When used with relative color syntax, the color gets "broken up" into its constituent parts which are referred to by `l`, `c` and `h`. So, for example, this would set the background color to the same as the text color; `l`, `c` and `h` take their values from the `from` color and are placed in the appropriate slots unmodified.

```css
.magic {
--bg: red;
background: var(--bg);
color: lch(from var(--bg) l c h);
}
```

Devon's example makes two big changes:

1. It discards the chroma and hue values, replacing them with `0`.
2. It inverts the color's lightness and multiplies it by `infinity` to obtain white or black.

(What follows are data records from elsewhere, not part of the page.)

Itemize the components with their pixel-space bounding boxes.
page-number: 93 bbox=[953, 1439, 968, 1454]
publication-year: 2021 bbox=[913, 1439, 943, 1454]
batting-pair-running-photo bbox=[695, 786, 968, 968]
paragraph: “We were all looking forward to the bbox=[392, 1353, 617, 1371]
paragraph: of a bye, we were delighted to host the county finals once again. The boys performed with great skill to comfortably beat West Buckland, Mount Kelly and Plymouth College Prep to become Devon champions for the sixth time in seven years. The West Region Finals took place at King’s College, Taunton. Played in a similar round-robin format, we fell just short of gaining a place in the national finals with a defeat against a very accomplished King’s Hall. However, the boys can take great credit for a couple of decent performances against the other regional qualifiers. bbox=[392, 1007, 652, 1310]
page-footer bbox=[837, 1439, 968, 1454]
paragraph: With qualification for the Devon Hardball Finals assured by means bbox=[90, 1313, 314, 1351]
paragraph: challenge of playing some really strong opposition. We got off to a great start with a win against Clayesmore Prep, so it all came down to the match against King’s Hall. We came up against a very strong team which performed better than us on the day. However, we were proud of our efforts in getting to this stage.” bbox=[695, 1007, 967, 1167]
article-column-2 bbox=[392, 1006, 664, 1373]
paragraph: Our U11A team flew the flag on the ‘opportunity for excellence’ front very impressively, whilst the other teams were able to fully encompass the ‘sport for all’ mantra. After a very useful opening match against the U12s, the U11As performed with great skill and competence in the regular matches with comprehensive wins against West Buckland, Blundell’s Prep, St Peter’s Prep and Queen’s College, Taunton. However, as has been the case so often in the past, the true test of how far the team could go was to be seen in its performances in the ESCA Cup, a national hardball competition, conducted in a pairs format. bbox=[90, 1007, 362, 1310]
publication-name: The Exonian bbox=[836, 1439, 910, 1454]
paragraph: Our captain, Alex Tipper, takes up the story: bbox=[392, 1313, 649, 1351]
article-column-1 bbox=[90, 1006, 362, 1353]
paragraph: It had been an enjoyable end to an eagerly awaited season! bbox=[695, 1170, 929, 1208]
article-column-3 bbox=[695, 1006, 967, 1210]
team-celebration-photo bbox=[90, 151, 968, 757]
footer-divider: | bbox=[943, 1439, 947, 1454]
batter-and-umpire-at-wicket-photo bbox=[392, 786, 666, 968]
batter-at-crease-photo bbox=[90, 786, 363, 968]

#2 might be confusing, so let's dig into some examples. Remember, the calculation is `(49.44 - l) * infinity`, clamped within the range `[0, 100]`:

- CSS `red` has an LCH lightness of `54.29`.
1. `49.44` - `54.29` = `-4.85`
2. `-4.85` \* `infinity` = `-infinity`
3. `-infintiy` gets clamped to `0` (black)
- CSS `blue` has an LCH lightness of `29.57`.
1. `49.44` - `29.57` = `19.87`
2. `19.87` \* `infinity` = `-infinity`
3. `infintiy` gets clamped to `100` (white)
- CSS `white` has an LCH lightness of `100`.
1. `49.44` - `100` = `-50.56`
2. `-4.85` \* `infinity` = `-infinity`
3. `-infintiy` gets clamped to `0` (black)

Why `49.44`? Devon tested it with all RGB colors and found it had the least number of WCAG 4.5:1 contrast failures.